Итак, мы проследили путь викингов в северо-западные ворота Севера, путь арабов в юго-восточные ворота, но потеряли из виду эстонцев.

Переселение народов, которое смело с лица земли Римскую империю, почти не коснулось прибалтийских стран. Римские историки знали славян под именем венедов, это название сейчас сохранилось только в эстонском и других прибалтийско-финских языках, словно подчеркивая, что на своем тихом острове мы единственные пережили крупнейшие этнические бури Страны Заката, не оторвавшись от своих корней. Венеды в железный век римлян были нашими южными соседями. В результате сложнейшего окружного передвижения, миновав Карпаты и Днепр, они переселились на север и стали нашими восточными соседями. Древнейшее название перешло теперь к кривичам и словенам, что свидетельствует об устойчивости памяти народа и о его филологическом чутье. Позднее мы найдем доказательства этому последнему и в русских летописях, авторы которых безошибочно объединили прибалтийские финские племена общим названием чудь.

Эстонцев мало коснулось и переселение готов, хотя оно и началось в непосредственной близости от них, на расположенном за горизонтом острове Готланде. Готские племена почти единственные двигались против огромного людского потока, с запада на восток, через Вислу в степи Причерноморья.

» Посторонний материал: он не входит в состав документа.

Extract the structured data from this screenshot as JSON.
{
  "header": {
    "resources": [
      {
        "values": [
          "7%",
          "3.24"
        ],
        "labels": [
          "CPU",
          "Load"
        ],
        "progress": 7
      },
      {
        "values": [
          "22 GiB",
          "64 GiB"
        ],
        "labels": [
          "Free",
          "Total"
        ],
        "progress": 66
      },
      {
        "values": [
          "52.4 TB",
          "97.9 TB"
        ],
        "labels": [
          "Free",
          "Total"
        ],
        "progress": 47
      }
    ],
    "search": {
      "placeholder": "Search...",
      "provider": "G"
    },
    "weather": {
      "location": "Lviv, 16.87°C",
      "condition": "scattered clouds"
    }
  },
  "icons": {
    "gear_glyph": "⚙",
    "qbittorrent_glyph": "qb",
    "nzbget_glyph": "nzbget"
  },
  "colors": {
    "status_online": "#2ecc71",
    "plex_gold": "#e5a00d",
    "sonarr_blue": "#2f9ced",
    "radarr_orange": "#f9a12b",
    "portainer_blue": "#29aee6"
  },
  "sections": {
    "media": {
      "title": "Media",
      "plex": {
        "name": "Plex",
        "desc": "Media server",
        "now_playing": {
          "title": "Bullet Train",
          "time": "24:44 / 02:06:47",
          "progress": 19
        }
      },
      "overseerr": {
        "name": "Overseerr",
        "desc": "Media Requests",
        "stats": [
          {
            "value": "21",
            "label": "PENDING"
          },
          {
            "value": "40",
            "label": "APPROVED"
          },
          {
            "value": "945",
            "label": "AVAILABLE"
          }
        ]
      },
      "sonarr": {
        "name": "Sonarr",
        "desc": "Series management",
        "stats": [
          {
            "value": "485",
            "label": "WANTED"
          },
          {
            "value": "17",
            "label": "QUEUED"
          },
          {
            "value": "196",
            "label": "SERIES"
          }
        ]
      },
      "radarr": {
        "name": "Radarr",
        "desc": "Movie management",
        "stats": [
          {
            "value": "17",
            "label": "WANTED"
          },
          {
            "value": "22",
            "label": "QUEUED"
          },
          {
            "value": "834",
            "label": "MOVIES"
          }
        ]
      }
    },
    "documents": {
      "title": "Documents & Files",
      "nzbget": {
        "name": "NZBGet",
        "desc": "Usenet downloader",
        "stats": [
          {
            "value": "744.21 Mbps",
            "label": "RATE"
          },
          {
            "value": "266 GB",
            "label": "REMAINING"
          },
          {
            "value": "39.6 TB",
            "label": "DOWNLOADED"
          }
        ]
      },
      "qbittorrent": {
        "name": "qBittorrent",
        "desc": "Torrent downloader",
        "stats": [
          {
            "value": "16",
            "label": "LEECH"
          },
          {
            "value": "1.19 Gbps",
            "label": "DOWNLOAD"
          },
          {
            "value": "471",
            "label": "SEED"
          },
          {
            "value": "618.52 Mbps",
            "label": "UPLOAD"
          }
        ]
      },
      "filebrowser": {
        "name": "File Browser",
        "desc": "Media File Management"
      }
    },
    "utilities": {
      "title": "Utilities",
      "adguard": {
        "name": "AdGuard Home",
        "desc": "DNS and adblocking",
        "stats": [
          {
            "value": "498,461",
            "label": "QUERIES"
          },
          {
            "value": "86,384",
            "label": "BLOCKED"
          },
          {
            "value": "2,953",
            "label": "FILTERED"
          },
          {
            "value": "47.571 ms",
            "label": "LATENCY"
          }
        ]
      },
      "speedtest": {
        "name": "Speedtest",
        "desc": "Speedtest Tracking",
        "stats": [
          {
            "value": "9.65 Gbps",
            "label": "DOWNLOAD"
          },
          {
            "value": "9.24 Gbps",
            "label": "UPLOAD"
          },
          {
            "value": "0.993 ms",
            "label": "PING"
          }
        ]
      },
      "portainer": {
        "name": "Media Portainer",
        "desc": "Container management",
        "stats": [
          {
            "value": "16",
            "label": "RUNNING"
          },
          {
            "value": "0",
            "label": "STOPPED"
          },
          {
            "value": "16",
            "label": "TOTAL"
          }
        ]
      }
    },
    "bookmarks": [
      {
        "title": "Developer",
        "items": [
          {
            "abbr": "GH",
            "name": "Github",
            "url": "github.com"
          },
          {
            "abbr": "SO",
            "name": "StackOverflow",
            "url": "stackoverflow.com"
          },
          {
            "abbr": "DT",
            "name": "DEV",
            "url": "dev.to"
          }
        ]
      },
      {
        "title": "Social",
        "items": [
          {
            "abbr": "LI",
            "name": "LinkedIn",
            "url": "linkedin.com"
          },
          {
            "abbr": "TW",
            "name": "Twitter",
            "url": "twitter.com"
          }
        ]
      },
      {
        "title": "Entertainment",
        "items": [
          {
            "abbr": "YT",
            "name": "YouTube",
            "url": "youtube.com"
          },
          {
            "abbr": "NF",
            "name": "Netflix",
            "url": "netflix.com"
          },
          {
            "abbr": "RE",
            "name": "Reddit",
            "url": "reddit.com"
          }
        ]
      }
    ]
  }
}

По крайней мере часть их использовала Великий речной путь через Финский залив и Ильмень-озеро; об этом свидетельствуют готские археологические памятники на Вируском побережье и древнеготское слово "skraha" (скраха) - мех, пушнина, прижившееся в эстонском языке в форме "raha" (paxa) - деньги.

И только последняя буря великих переселений задела эстонцев уже непосредственно. Опустошительная волна викингов прокатилась через Шетлендские острова {40} (ок. 700 г.), Антверпен (836 г.), Париж (845 г.), Италию (859 г.), Константинополь (866 г.), Бордо (877 г.) и конечно же по побережью Эстонии. В зависимости от того, со стороны какой части света люди со страхом ждали нашествия этих мореплавателей, их называли по-разному. Для ирландцев они были финны, для немцев и для французов - северяне (норманны), для англичан согласно той же логике - остманны, для эстонцев, славян и арабов - шведы (россы). И на этот раз эстонский язык остался верен древнему названию: постепенно название роотсов распространилось на весь народ и страну, не оставив места для более позднего названия "svea" - швед. Викинги, находившиеся на куда более низкой, чем местное население, ступени общественного развития, растворились в нем всюду, где пытались укрепиться: в Шотландии, Ирландии, во Франции, на Днепровском Великом речном пути, в Англии и в Италии. За это время гигантское наследство Римской империи невероятно разрослось, растянувшись от Багдада до Америки: морские ворота распахнулись во все стороны и для всех - включая крестоносцев и будущих конкистадоров.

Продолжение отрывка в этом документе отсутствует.